Ditambah lagi, putusan Mahkamah Konstitusi (MK) tahun 2008 jelas memerintahkan penggunaan suara terbanyak dalam penetapan caleg terpilih.

Dengan sikap delapan parpol yang menolak Sistem  Proporsional Tertutup, mereka menjalankan peran penting dan menjaga demokrasi.

“Saya kira perlu dipertegas lagi bahwa parpol memiliki peran penting sebagai pilar demokrasi yang harus menjaga kedaulatan rakyat. Daulat rakyat itulah esensi dari demokrasi sebenarnya,” jelas Yusak.

Dia menambahkan, pesan penting berikutnya dari sikap bersama 8 parpol yang diinisiasi Golkar adalah warning, agar KPU tetap menjalankan tugasnya sebagai penyelenggara pemilu dengan menjaga netralitas dan independensinya.

"KPU tidak boleh masuk ke ranah politik praktis dengan menjadi partisan atau pendukung salah satu sistem pemilu yang ada. Tugas KPU melaksanakan Undang-Undang dengan menjaga netralitasnya,“ ungkap Yusak. 

Sebanyak 8 parpol parlemen menolak sistem proporsional tertutup pada Pemilu 2024. Ketua Umum Partai Golkar Airlangga Hartarto menegaskan, komitmen dukungan pada sistem pemilu proporsional terbuka untuk menjaga kemajuan demokrasi yang telah berjalan sejak era reformasi.

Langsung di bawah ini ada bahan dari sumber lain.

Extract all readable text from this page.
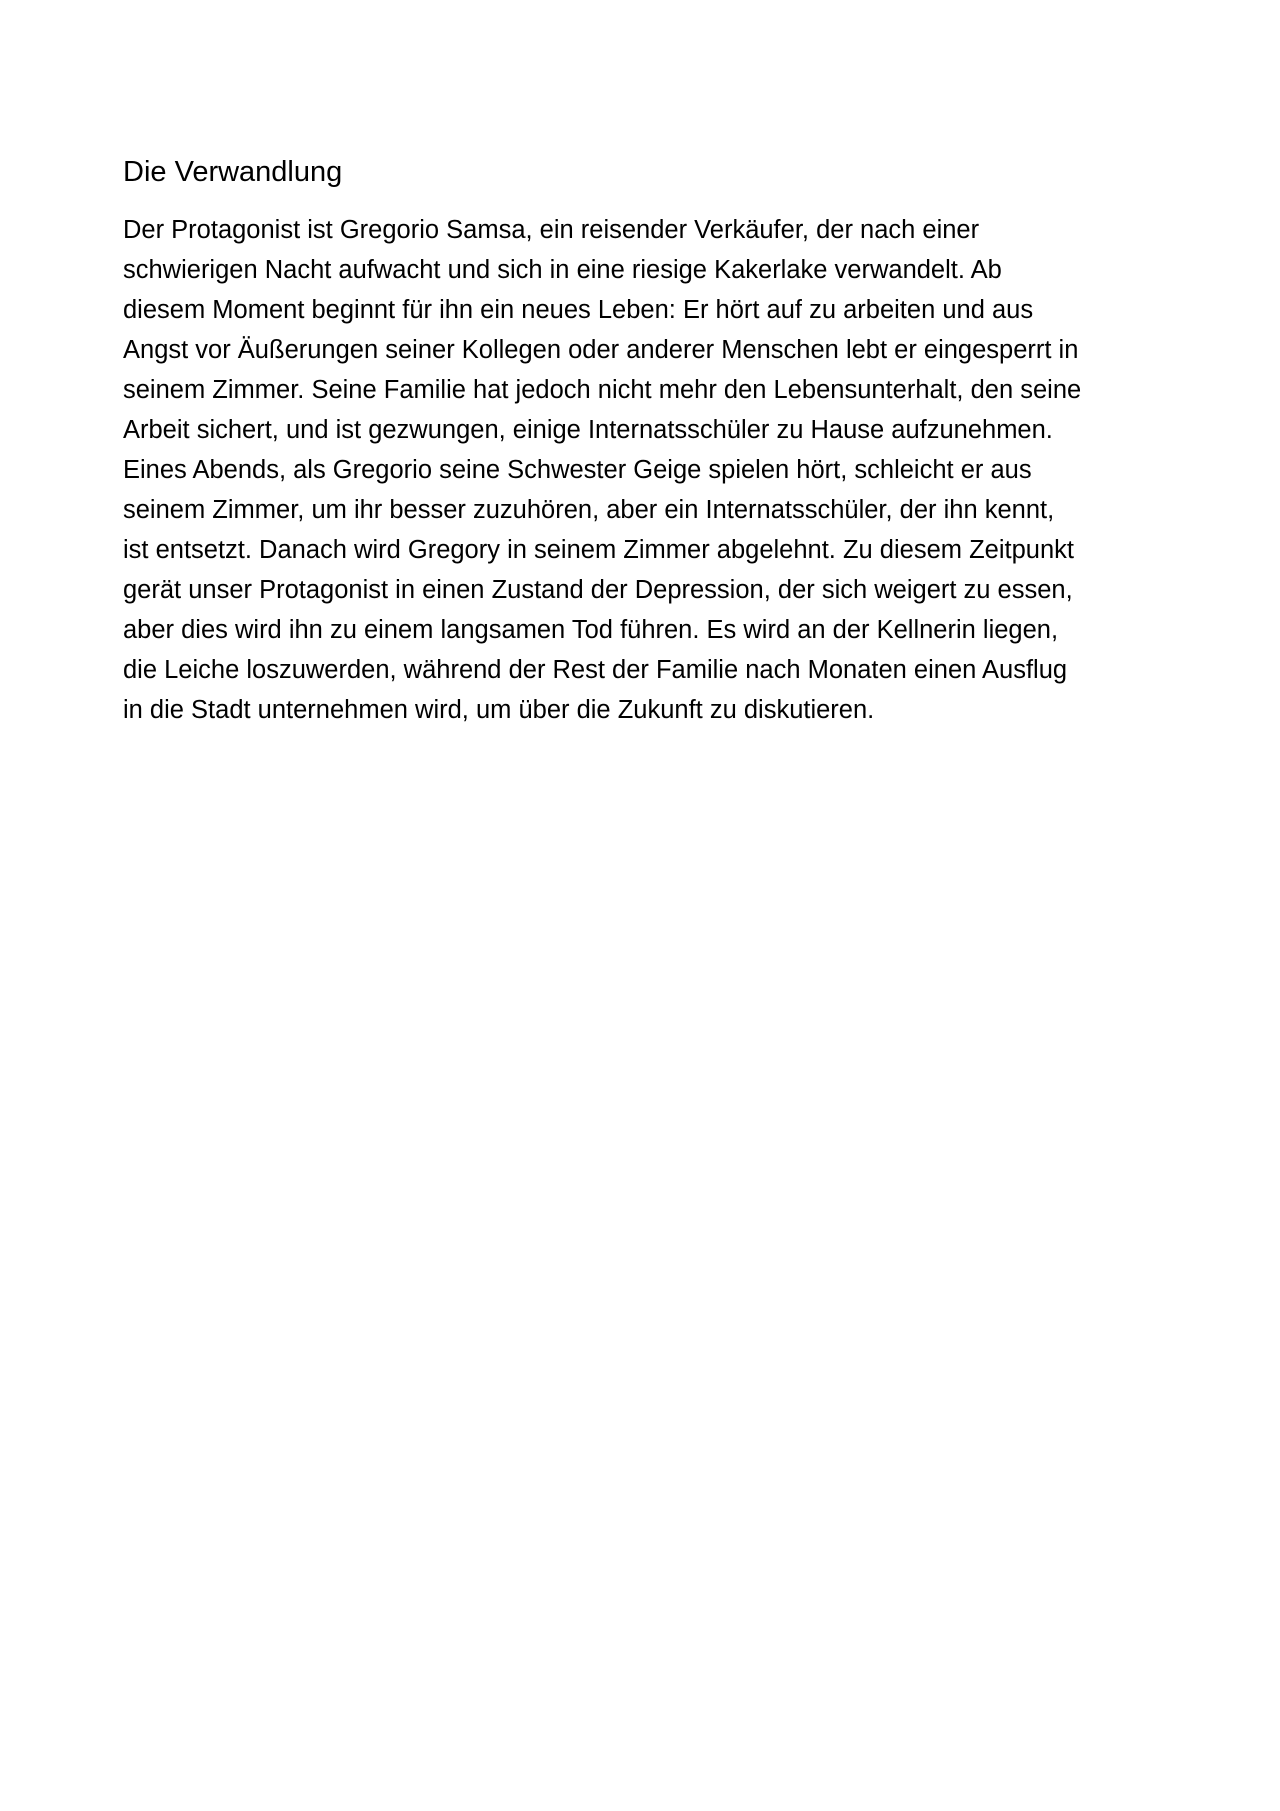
Die Verwandlung

Der Protagonist ist Gregorio Samsa, ein reisender Verkäufer, der nach einer

schwierigen Nacht aufwacht und sich in eine riesige Kakerlake verwandelt. Ab

diesem Moment beginnt für ihn ein neues Leben: Er hört auf zu arbeiten und aus

Angst vor Äußerungen seiner Kollegen oder anderer Menschen lebt er eingesperrt in

seinem Zimmer. Seine Familie hat jedoch nicht mehr den Lebensunterhalt, den seine

Arbeit sichert, und ist gezwungen, einige Internatsschüler zu Hause aufzunehmen.

Eines Abends, als Gregorio seine Schwester Geige spielen hört, schleicht er aus

seinem Zimmer, um ihr besser zuzuhören, aber ein Internatsschüler, der ihn kennt,

ist entsetzt. Danach wird Gregory in seinem Zimmer abgelehnt. Zu diesem Zeitpunkt

gerät unser Protagonist in einen Zustand der Depression, der sich weigert zu essen,

aber dies wird ihn zu einem langsamen Tod führen. Es wird an der Kellnerin liegen,

die Leiche loszuwerden, während der Rest der Familie nach Monaten einen Ausflug

in die Stadt unternehmen wird, um über die Zukunft zu diskutieren.
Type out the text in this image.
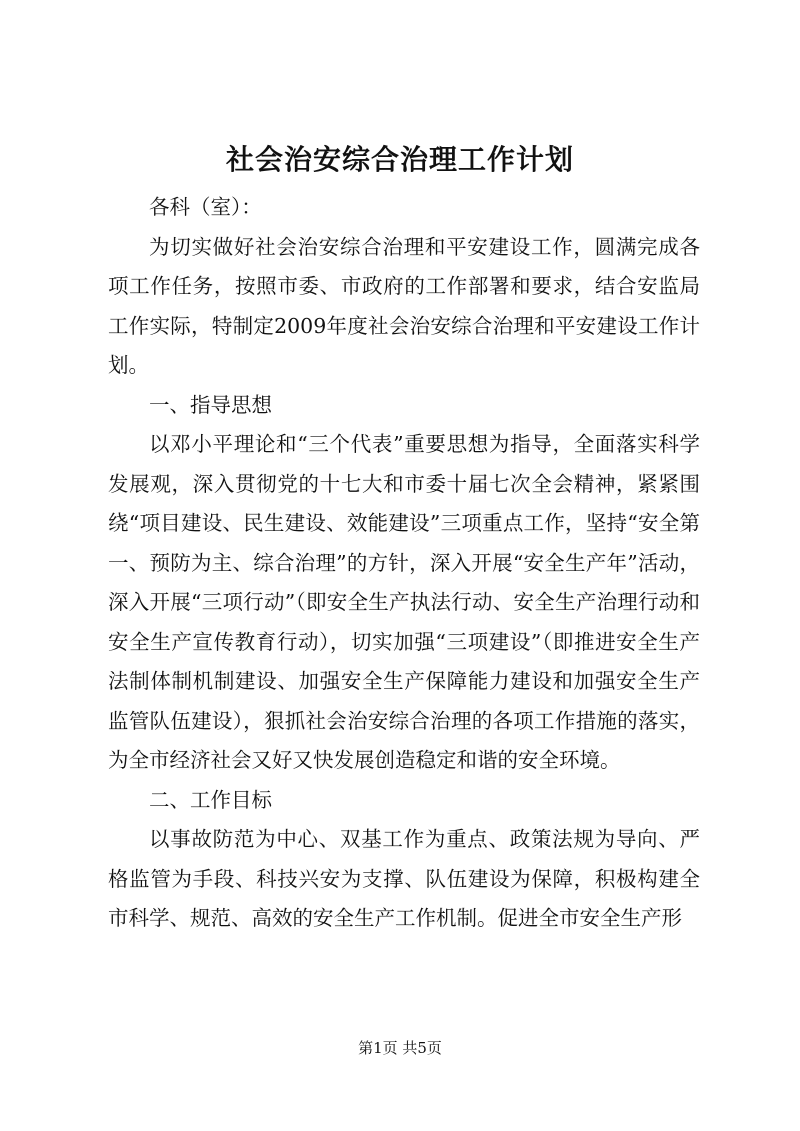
社会治安综合治理工作计划

各科（室）：

为切实做好社会治安综合治理和平安建设工作，圆满完成各项工作任务，按照市委、市政府的工作部署和要求，结合安监局工作实际，特制定2009年度社会治安综合治理和平安建设工作计划。

一、指导思想

以邓小平理论和“三个代表”重要思想为指导，全面落实科学发展观，深入贯彻党的十七大和市委十届七次全会精神，紧紧围绕“项目建设、民生建设、效能建设”三项重点工作，坚持“安全第一、预防为主、综合治理”的方针，深入开展“安全生产年”活动，深入开展“三项行动”（即安全生产执法行动、安全生产治理行动和安全生产宣传教育行动），切实加强“三项建设”（即推进安全生产法制体制机制建设、加强安全生产保障能力建设和加强安全生产监管队伍建设），狠抓社会治安综合治理的各项工作措施的落实，为全市经济社会又好又快发展创造稳定和谐的安全环境。

二、工作目标

以事故防范为中心、双基工作为重点、政策法规为导向、严格监管为手段、科技兴安为支撑、队伍建设为保障，积极构建全市科学、规范、高效的安全生产工作机制。促进全市安全生产形

第1页 共5页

Baca juga : Peran Prananda, Puan Dan Sikap Pencapresan

Airlangga mengatakan, sistem pemilu proporsional tertutup merupakan kemunduran bagi demokrasi.

Menurutnya, sistem pemilu proporsional terbuka merupakan perwujudan dari demokrasi yang berasaskan kedaulatan rakyat. Jadi, rakyat dapat menentukan calon anggota legislatif yang dicalonkan oleh partai politik. ”Kami tidak ingin demokrasi mundur,” kata Airlangga.

Analis politik Exposit Strategic Arif Susanto mengatakan, sistem proporsional tertutup dianggap unggul dalam menjaga kohesivitas partai. Sistem itu juga lebih memungkinkan pengakomodasian representasi kalangan rentan lewat daftar calon yang disusun oleh elite partai.

Sebaliknya, sistem daftar terbuka dipandang lebih memberdayakan pemilih dan membangun kedekatan konstituen dengan calon sehingga dapat meminimalisasi peluang penyalahgunaan kekuasaan.

Menurutnya, dengan kekuasaan besar elite partai, sistem daftar tertutup berpeluang mendorong calon untuk lebih akomodatif terhadap kehendak elite ketimbang aspirasi pemilihnya.

“Namun, dengan mendorong agar calon lebih bertanggung jawab kepada pemilihnya, sistem daftar terbuka dapat menurunkan kohesivitas dan signifikansi partai," ujarnya.

Baca juga : Pertemuan Parpol Tolak Pemilu Proporsional Tertutup Jadi Teladan Demokrasi

Menurutnya, sistem terbuka juga berlandaskan pada Putusan MK No 22-24/PUU-VI/2008. Arif juga membaca sistem terbuka akan mendorong peningkatan kompetisi para calon dalam mendekati pemilih. Semakin dekat agenda mereka, semakin besar peluang keterpilihan.

"Jadi, sengitnya kontestasi antarcalon adalah dampak langsung dan diinginkan dari diterapkannya sistem daftar terbuka dalam pemilu," tambahnya.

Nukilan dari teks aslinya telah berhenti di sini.